Short Course Radiotherapy for Localized Prostate Cancer

NCT03518853 | Completed DMC

• 2 other identifiers: EC/TMC/0612CTRI/2016/02/006671
• Study Type: interventional
• Target: 30
• Locations: 1 country
• Sites: 1

Brief Summary

Hypofractionated external beam radiotherapy has been clinically used for localized prostate cancer in view of the low estimated alpha/beta ratio of prostate cancer cells. Moderate fraction sizes of \<4Gy per fraction has been investigated in several phase II/III studies and has been found to be well tolerated with comparable biochemical control in comparison with standard fractionated dose-escalated regimens. Fraction sizes of \> 4 Gy has also been investigated in single center studies. However, its toxicity and disease control outcomes is less well known. In this Phase I/II single arm study the investigators aim to treat non-metastatic prostate cancer with stageT1-T4N0M0 and Prostate Specific Antigen (PSA) \<60 ng/ml to a regimen of 35Gy in 5 fractions delivered once a week with a view to determine acute toxicity, biochemical control with PSA and late toxicity.

Conditions

Adenocarcinoma of Prostate

Outcome Measures

Primary Outcomes (1)

• Incidence of Acute Gastrointestinal and Genitourinary toxicity as assessed by National Cancer Institute(NCI) Common Terminology Criteria for Adverse Events (CTCAE) v4.0

  To determine the rates of acute gastrointestinal and genitourinary toxicity according to NCI CTCAE v4.0.

  Day 29

Secondary Outcomes (5)

• Biochemical control (with measurement of Prostate Specific Antigen measured in ng/ml)

  3 years

• Incidence of Late Gastrointestinal Toxicity as assessed by NCI CTCAE v4.0

  3 years

• Incidence of Late Genitourinary Toxicity as assessed by NCI CTCAE v4.0

  3 years

• Assessing the Quality of Life by measuring patient reported outcomes using European Organization for Research and Treatment of Cancer (EORTC) Quality of Life Questionnaire (QLQ) C30 questionnaire

  3 years

• Assessing the Quality of Life by measuring patient reported outcomes using European Organization for Research and Treatment of Cancer (EORTC) Quality of Life Questionnaire (QLQ) PR25 questionnaire

  3 years

Study Arms (1)

Short-course Radiation Therapy

EXPERIMENTAL

Short-course Hypofractionated Once-weekly Radiation Therapy: 35Gy in 5 fractions delivered once a week.

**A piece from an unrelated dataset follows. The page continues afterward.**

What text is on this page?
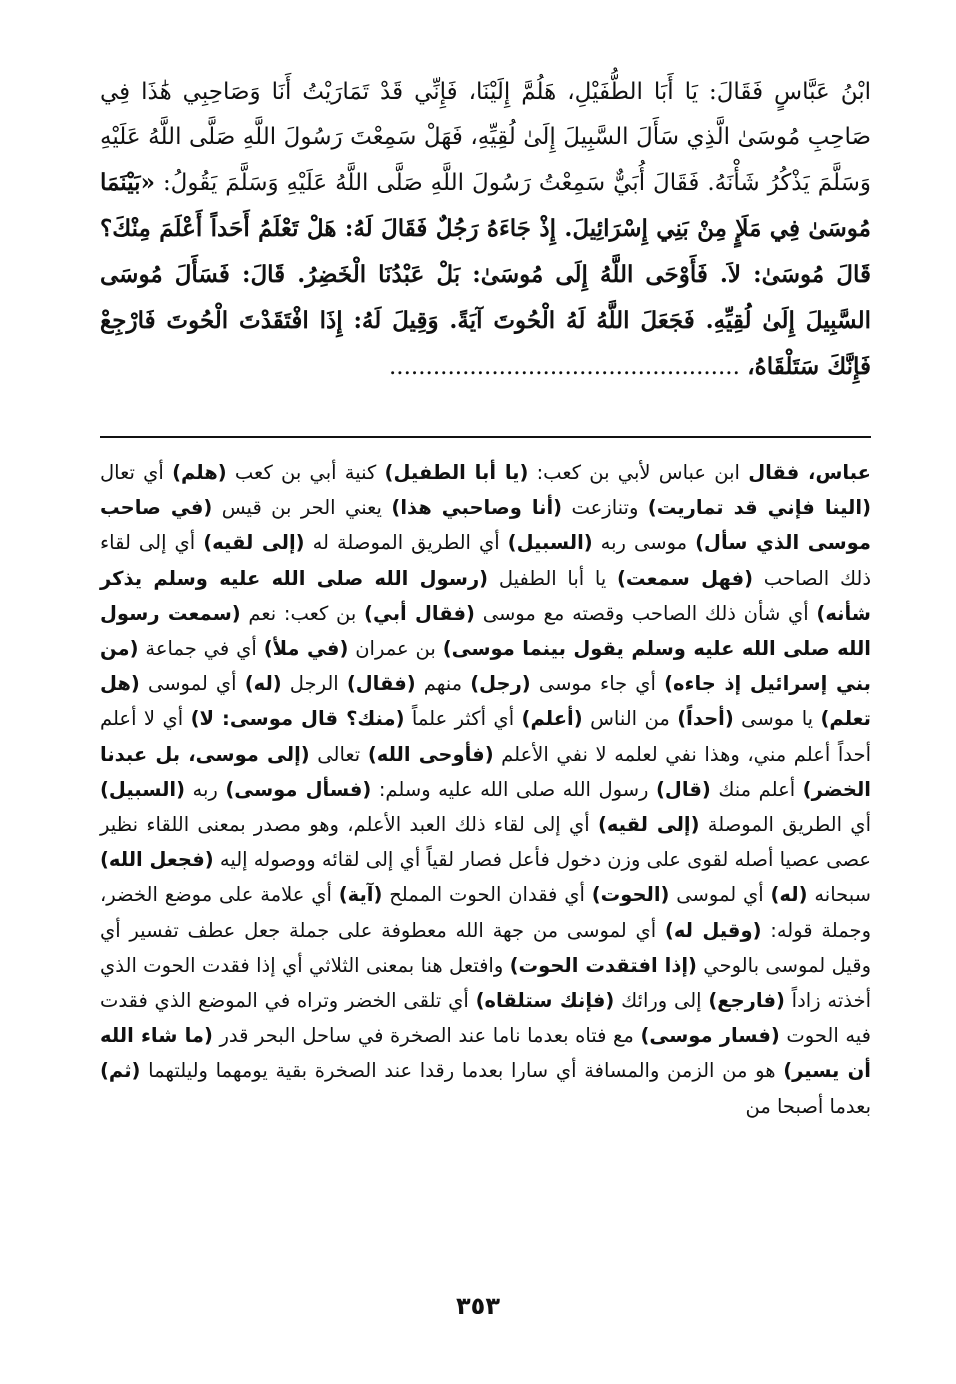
ابْنُ عَبَّاسٍ فَقَالَ: يَا أَبَا الطُّفَيْلِ، هَلُمَّ إِلَيْنَا، فَإِنِّي قَدْ تَمَارَيْتُ أَنَا وَصَاحِبِي هَٰذَا فِي صَاحِبِ مُوسَىٰ الَّذِي سَأَلَ السَّبِيلَ إِلَىٰ لُقِيِّهِ، فَهَلْ سَمِعْتَ رَسُولَ اللَّهِ صَلَّى اللَّهُ عَلَيْهِ وَسَلَّمَ يَذْكُرُ شَأْنَهُ. فَقَالَ أُبَيٌّ سَمِعْتُ رَسُولَ اللَّهِ صَلَّى اللَّهُ عَلَيْهِ وَسَلَّمَ يَقُولُ: «بَيْنَمَا مُوسَىٰ فِي مَلَإٍ مِنْ بَنِي إِسْرَائِيلَ. إِذْ جَاءَهُ رَجُلٌ فَقَالَ لَهُ: هَلْ تَعْلَمُ أَحَداً أَعْلَمَ مِنْكَ؟ قَالَ مُوسَىٰ: لاَ. فَأَوْحَى اللَّهُ إِلَى مُوسَىٰ: بَلْ عَبْدُنَا الْخَضِرُ. قَالَ: فَسَأَلَ مُوسَى السَّبِيلَ إِلَىٰ لُقِيِّهِ. فَجَعَلَ اللَّهُ لَهُ الْحُوتَ آيَةً. وَقِيلَ لَهُ: إِذَا افْتَقَدْتَ الْحُوتَ فَارْجِعْ فَإِنَّكَ سَتَلْقَاهُ، ................................................
عباس، فقال ابن عباس لأبي بن كعب: (يا أبا الطفيل) كنية أبي بن كعب (هلم) أي تعال (الينا فإني قد تماريت) وتنازعت (أنا وصاحبي هذا) يعني الحر بن قيس (في صاحب موسى الذي سأل) موسى ربه (السبيل) أي الطريق الموصلة له (إلى لقيه) أي إلى لقاء ذلك الصاحب (فهل سمعت) يا أبا الطفيل (رسول الله صلى الله عليه وسلم يذكر شأنه) أي شأن ذلك الصاحب وقصته مع موسى (فقال أبي) بن كعب: نعم (سمعت رسول الله صلى الله عليه وسلم يقول بينما موسى) بن عمران (في ملأ) أي في جماعة (من بني إسرائيل إذ جاءه) أي جاء موسى (رجل) منهم (فقال) الرجل (له) أي لموسى (هل تعلم) يا موسى (أحداً) من الناس (أعلم) أي أكثر علماً (منك؟ قال موسى: لا) أي لا أعلم أحداً أعلم مني، وهذا نفي لعلمه لا نفي الأعلم (فأوحى الله) تعالى (إلى موسى، بل عبدنا الخضر) أعلم منك (قال) رسول الله صلى الله عليه وسلم: (فسأل موسى) ربه (السبيل) أي الطريق الموصلة (إلى لقيه) أي إلى لقاء ذلك العبد الأعلم، وهو مصدر بمعنى اللقاء نظير عصى عصيا أصله لقوى على وزن دخول فأعل فصار لقياً أي إلى لقائه ووصوله إليه (فجعل الله) سبحانه (له) أي لموسى (الحوت) أي فقدان الحوت المملح (آية) أي علامة على موضع الخضر، وجملة قوله: (وقيل له) أي لموسى من جهة الله معطوفة على جملة جعل عطف تفسير أي وقيل لموسى بالوحي (إذا افتقدت الحوت) وافتعل هنا بمعنى الثلاثي أي إذا فقدت الحوت الذي أخذته زاداً (فارجع) إلى ورائك (فإنك ستلقاه) أي تلقى الخضر وتراه في الموضع الذي فقدت فيه الحوت (فسار موسى) مع فتاه بعدما ناما عند الصخرة في ساحل البحر قدر (ما شاء الله أن يسير) هو من الزمن والمسافة أي سارا بعدما رقدا عند الصخرة بقية يومهما وليلتهما (ثم) بعدما أصبحا من
٣٥٣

Radiation: Short-course Hypofractionated Once-weekly Radiation Therapy

Interventions

Short-course Hypofractionated Once-weekly Radiation Therapy RADIATION

Eligible patients will be treated with a radiation regimen of 35 Gy in 5 fractions delivered at one fraction per week at 7 day intervals. The dose of radiotherapy is based on the consensus alpha beta ratio of 1.5.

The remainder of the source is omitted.